Die indische Regierung wird in den kommenden Jahren besonders in Infrastrukturen investieren. Dabei stehen das Eisenbahnsystem – weltweit des zweitgrösste – sowie das Stromnetz im Vordergrund. Die Infrastrukturlücken sollen in den kommenden Jahren möglichst geschlossen werden, da sie die Produktivität der indischen Wirtschaft heute stark beeinträchtigen. Angesichts der Grösse des Landes und vieler unterversorgter Regionen ein wichtiges, aber auch sehr ambitioniertes Unterfangen. Der Eisenbahnminister Suresh Prabhu beschrieb in seinem Treffen mit den Schweizer Unternehmern die Investitionspläne zur dringenden Erneuerung und Erweiterung. Er zeigte grosses Interesse an Schweizer Rollmaterial, Komponenten und Ingenieurdienstleistungen. Schweizer Firmen sind bei laufenden Ausschreibungen in der Schlussrunde oder liefern bereits Komponenten.
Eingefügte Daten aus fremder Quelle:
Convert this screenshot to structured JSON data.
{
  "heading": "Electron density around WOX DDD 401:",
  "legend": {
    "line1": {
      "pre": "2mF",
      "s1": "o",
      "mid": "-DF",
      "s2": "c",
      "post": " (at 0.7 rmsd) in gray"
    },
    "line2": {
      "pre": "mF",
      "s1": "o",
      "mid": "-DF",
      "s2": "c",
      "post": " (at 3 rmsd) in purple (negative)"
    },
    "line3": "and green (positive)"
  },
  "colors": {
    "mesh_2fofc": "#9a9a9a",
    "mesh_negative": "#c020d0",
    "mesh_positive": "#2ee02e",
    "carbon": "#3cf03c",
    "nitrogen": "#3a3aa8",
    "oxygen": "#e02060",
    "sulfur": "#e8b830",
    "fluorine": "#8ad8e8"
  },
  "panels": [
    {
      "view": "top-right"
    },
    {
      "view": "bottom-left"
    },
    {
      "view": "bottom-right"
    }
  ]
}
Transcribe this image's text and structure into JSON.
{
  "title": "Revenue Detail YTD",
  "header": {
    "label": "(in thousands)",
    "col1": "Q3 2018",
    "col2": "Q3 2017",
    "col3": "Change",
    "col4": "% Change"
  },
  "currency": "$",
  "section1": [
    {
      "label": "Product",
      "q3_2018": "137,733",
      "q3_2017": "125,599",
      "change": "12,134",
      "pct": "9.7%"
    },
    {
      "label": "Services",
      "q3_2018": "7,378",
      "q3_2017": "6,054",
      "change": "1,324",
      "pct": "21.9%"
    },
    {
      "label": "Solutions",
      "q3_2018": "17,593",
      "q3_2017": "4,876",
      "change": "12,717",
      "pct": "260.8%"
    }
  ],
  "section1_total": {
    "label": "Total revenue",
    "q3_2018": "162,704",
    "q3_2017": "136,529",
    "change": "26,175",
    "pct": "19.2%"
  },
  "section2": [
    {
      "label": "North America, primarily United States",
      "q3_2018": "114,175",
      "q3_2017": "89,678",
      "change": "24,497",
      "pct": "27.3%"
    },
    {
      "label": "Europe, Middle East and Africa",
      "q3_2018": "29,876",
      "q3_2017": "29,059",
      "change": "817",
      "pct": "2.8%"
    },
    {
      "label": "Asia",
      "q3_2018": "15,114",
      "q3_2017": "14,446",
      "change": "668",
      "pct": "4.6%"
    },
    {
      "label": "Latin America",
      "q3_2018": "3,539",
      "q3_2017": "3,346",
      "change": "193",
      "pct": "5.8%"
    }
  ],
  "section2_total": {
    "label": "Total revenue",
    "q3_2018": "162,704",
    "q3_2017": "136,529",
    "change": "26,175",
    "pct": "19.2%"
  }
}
Die Wirtschaftsministerin Nirmala Sitharaman betonte mehrfach, dass die Modi-Regierung auf einen kontinuierlichen Reformprozess setzt. So sollen die Verwaltungsverfahren transparenter werden und umfangreiche Regulierungen aus der Zeit der sozialistischen Wirtschaftspolitik vor 1991 schrittweise reduziert werden.
Finanzminister Arun Jaitly spielt eine grosse Rolle bei den Reformen. So schaffte die im Juli eingeführte General Sales Tax die Voraussetzung für einen integrierten indischen Binnenmarkt. Bisher führten unterschiedliche Steuern und Abgaben in den 29 Bundesstaaten zu erheblichen tarifären Handelsbarrieren zwischen den Landesteilen. Das Finanzministerium ist auch für Schweizer Direktinvestoren wichtig, da es die Verhandlungen für ein neues Investitionsschutzabkommen führt. Indien hatte im April 2016 das Investitionsschutzabkommen mit der Schweiz überraschend gekündigt.
Die Reformen sind mehr auf die Stärkung des indischen Produktionsstandorts und weniger auf Marktöffnungen und Liberalisierungen ausgerichtet. Unter dem Motto «Make in India» sollen neue Arbeitsplätze geschaffen werden. Marktöffnungen haben es da bedeutend schwerer – auch weil die Regierung keine Mehrheit im Oberhaus hat. So ist trotz der Unterstützung durch den indischen Premierminister Modi und trotz der Unterzeichnung einer Absichtserklärung offen, bis wann die seit 2008 laufenden Verhandlungen über das EFTA-Freihandelsabkommen abgeschlossen sein dürften. Zuerst müssen heikle Punkte gelöst werden: Problematisch für Schweizer Unternehmen sind Schwächen beim Patentschutz in Indien. Hier muss das Freihandelsabkommen Verbesserungen für die innovationsbasierte Schweizer Wirtschaft bringen. Die indische Seite wiederum fordert den Zugang zum Datenhandel und die Anerkennung der indischen Datensicherheit.
Gerade für exportierende KMU auf beiden Seiten würde ein Freihandelsabkommen zu Verbesserungen beim Marktzugang führen.